Apresentada no teatro do Sesc Campinas ontem a noite, a obra Alla Prima – criação e interpretação de Tiago Cadete (Portugal/Rio de Janeiro), me faz refletir sobre a “preguiça de intérprete”, um sintoma possível na dança contemporânea.

A “preguiça de intérprete” se mostra no corpo do bailarino. Em Alla Prima, Cadete parece acreditar que a nudez seria suficiente para garantir seu trabalho de cena. As poses, que seriam a própria essência da obra, não foram trabalhadas a ponto de ganharem precisão, tônus ou timming na relação com seus “originais” mostrados nas imagens de pinturas, gravuras e fotos que ocupam a outra metade do palco. O movimento dos globos oculares exigido para acompanhar a projeção e a movimentação mal acabada chega a provocar tontura em quem sentou nas primeiras fileiras.

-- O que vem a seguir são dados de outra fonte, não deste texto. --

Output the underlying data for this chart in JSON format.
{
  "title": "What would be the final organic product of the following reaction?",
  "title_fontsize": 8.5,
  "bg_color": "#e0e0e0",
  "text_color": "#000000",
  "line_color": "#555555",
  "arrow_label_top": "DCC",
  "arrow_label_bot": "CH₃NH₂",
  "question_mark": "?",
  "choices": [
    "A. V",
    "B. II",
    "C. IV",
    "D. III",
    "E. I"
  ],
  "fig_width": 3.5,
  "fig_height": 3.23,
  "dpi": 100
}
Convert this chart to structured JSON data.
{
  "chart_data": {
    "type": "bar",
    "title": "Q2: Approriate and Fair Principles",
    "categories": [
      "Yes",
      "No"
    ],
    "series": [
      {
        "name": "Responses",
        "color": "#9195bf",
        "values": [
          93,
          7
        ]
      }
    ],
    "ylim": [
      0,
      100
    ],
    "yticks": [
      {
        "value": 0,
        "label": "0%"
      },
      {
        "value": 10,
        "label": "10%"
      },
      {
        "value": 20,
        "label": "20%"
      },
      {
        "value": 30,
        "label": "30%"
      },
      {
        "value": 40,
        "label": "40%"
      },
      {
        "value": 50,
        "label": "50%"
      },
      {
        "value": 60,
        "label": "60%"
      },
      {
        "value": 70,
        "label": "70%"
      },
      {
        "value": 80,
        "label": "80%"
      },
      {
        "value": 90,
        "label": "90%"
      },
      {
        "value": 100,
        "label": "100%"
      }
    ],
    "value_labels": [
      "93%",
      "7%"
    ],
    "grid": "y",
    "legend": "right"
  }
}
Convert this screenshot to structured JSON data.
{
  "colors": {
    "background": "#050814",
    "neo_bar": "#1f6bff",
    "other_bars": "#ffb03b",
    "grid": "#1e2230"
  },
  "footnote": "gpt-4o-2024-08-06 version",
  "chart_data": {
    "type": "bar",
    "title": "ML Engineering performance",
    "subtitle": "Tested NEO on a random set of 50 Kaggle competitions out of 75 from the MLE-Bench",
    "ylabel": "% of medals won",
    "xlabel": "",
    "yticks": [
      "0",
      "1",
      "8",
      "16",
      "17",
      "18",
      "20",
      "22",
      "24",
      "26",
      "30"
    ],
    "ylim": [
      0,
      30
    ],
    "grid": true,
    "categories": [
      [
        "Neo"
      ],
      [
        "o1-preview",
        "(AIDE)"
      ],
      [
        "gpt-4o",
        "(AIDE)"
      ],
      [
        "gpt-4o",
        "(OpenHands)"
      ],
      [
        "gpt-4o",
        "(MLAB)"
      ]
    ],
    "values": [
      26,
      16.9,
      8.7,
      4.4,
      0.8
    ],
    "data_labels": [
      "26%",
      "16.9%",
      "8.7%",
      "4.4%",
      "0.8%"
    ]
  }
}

Cadete mostra sintomas da “preguiça”: não teve o cuidado de estudar as imagens no corpo e colocar em cena o gesto preciso que remeteria às poses representadas – muito belas, escolhidas por consultor de história da arte, para falar do corpo brasileiro. O criador parece acreditar que apenas estar nu seria suficiente para realizar a obra. Não foi.